Null in hive (hive null processing)

Source: Internet
Author: User
Tags serialization hadoop fs
By default, NULL is saved as \ n in the hive table, and you can view the table's source file (Hadoop fs-cat or Hadoop fs-text), where a large amount of \ n is stored in the file,  
resulting in a lot of wasted space. And in Java, Python directly into the path to manipulate the source data, the resolution should also be noted. In

addition, in the source file of the hive table, the default column delimiter is \001 (SOH), the line delimiter is \ n (currently only \ n is supported, the other is not available, so you do not need to display the declaration when defining). The delimiter between the elements delimiter \002,map in key and value is \003.

For example, if a record in the source file is:
10000042soh77soh435soh16soh22soh1156120000soh\nsoh\nsoh\nsoh\nsoh\nsoh\nsoh\nsohyoukusoh85133.0soh111
You can see that storing null is a waste of space.

However, the null of hive is sometimes required:
1) The INSERT statement in hive must match the number of columns, does not support no write, and a column without a value must use a null placeholder.

2) separate columns by delimiter in the data file of the Hive table. An empty column holds null (\ n) to preserve the column position. However, if the columns are not sufficient when the external table loads some data, such as Table 13 columns, and the file data has only 2 columns, the remaining columns at the end of the table when the table is queried have no data corresponding to them and are automatically displayed as null.

therefore, null conversion to an empty string, you can save disk space, the implementation method has several
    1) the direct designation when the table is built (two ways)
        A, the phrase
ROW FORMAT SERDE ' Org.apache.hadoop.hive.serde2.lazy.LazySimpleSerDe ' with
    serdeproperties (' serialization.null.format ' = ')
        implementation, note that both must be used together, such as
   CREATE TABLE hive_tb (ID int,name string)
   partitioned by (' Day ' string, ' type ' tinyint COMMENT ' 0 as bid, 1 as win, 2 As CK ', ' hour ' tinyint)
   ROW FORMAT SERDE ' org.apache.hadoop.hive.serde2.lazy.LazySimpleSerDe '
   with Serdeproperties (
        ' field.delim ' = '/t ',
        ' escape.delim ' = '//',
        ' serialization.null.format ' = '
   ) STORED as Textfile;
        b, or via row FORMAT delimited NULL DEFINED as '
   CREATE TABLE hive_tb (ID int,name string)
   partitioned by (' Day ' string, ' type ' tinyint COMMENT ' 0 as bid, 1 as win, 2 As CK ', ' hour ' tinyint)
   ROW FORMAT delimited 
        NULL DEFINED as ' STORED as 
   textfile;
    2) Modifying a table that already exists
    ALTER TABLE HIVE_TB set Serdeproperties (' serialization.null.format ' = ');
The 
 space-saving validation results are as follows: Hadoop fs-du/hivedata/warehouse/pmp.db/hive_tb/day=2016-05-14/type=1/hour=00/0* 1137 Hadoo P fs-du/hivedata/warehouse/pmp.db/hive_tb/day=2016-05-14/type=1/hour=01/0* 319753------------------------------ -----Hadoop fs-du/hivedata/warehouse/pmp.db/hive_tb/day=2016-05-14/type=1/hour=00/0* 885 Hadoop Fs-du/hiv edata/warehouse/pmp.db/hive_tb/day=2016-05-14/type=1/hour=01/0* 249529 

Contact Us

The content source of this page is from Internet, which doesn't represent Alibaba Cloud's opinion; products and services mentioned on that page don't have any relationship with Alibaba Cloud. If the content of the page makes you feel confusing, please write us an email, we will handle the problem within 5 days after receiving your email.

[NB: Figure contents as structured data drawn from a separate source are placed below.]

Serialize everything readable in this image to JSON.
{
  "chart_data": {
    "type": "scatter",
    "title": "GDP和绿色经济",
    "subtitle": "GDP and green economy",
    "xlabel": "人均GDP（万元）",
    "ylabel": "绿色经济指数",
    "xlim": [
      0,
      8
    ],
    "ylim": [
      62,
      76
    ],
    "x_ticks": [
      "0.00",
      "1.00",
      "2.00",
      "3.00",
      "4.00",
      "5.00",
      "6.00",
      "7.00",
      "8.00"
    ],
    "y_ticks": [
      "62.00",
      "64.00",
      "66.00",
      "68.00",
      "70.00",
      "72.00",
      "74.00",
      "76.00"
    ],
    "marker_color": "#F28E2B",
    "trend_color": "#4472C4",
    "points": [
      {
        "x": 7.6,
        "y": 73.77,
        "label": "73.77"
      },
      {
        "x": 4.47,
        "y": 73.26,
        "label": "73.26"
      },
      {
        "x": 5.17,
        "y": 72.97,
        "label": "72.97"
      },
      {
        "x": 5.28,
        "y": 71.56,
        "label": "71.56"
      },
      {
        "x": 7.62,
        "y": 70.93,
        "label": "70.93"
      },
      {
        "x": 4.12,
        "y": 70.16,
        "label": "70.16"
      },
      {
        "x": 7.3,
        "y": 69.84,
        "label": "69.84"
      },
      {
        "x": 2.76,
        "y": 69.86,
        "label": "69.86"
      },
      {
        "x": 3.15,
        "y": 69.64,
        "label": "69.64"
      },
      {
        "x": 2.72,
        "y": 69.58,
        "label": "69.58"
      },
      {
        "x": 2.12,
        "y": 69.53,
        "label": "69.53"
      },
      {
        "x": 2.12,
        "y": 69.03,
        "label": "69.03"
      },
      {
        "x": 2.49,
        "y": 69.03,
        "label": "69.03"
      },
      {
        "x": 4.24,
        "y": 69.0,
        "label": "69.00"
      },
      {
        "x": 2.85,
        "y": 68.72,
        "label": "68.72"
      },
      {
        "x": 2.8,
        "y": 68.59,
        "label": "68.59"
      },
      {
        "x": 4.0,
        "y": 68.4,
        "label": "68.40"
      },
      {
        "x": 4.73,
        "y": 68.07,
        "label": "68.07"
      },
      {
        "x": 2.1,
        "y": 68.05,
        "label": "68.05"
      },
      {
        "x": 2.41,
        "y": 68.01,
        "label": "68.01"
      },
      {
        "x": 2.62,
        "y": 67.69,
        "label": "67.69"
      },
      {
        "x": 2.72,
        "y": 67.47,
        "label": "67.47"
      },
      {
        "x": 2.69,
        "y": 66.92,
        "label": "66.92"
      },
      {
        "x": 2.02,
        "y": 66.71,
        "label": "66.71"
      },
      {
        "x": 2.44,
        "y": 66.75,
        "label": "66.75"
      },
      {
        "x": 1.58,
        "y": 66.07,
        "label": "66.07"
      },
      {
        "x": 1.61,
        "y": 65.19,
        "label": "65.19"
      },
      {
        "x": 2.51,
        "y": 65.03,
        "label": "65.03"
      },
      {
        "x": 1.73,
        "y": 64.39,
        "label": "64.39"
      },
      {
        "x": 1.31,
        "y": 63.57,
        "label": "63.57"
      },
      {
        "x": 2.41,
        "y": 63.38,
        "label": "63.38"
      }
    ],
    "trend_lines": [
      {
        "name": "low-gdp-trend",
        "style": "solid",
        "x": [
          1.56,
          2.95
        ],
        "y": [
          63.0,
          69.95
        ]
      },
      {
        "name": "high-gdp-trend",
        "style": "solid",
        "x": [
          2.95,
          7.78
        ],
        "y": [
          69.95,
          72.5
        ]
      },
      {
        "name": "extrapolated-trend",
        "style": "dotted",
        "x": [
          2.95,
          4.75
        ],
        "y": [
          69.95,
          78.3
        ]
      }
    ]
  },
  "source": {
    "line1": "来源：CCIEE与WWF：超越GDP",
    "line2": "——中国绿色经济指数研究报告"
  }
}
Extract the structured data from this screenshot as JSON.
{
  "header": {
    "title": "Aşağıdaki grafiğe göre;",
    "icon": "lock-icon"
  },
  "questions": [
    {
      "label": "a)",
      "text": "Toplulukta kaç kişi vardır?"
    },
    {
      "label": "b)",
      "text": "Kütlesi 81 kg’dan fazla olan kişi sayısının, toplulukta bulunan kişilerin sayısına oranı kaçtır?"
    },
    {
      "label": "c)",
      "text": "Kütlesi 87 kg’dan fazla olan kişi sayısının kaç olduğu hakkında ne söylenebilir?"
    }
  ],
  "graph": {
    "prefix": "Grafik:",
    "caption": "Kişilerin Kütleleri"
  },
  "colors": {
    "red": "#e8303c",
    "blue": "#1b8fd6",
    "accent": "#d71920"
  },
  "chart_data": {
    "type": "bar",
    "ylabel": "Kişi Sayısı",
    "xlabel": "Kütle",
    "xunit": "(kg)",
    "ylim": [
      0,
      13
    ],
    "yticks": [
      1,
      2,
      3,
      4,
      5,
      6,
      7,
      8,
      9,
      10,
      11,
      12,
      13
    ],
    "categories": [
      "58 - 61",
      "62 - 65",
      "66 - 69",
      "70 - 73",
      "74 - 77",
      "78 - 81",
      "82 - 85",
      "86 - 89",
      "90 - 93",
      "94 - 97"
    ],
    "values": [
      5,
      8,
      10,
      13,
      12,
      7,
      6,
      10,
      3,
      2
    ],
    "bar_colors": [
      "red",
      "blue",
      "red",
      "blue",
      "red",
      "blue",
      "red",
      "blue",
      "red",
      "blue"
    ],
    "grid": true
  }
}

If you find any instances of plagiarism from the community, please send an email to: info-contact@alibabacloud.com and provide relevant evidence. A staff member will contact you within 5 working days.

A Free Trial That Lets You Build Big!

Start building with 50+ products and up to 12 months usage for Elastic Compute Service

  • Sales Support

    1 on 1 presale consultation

  • After-Sales Support

    24/7 Technical Support 6 Free Tickets per Quarter Faster Response

  • Alibaba Cloud offers highly flexible support services tailored to meet your exact needs.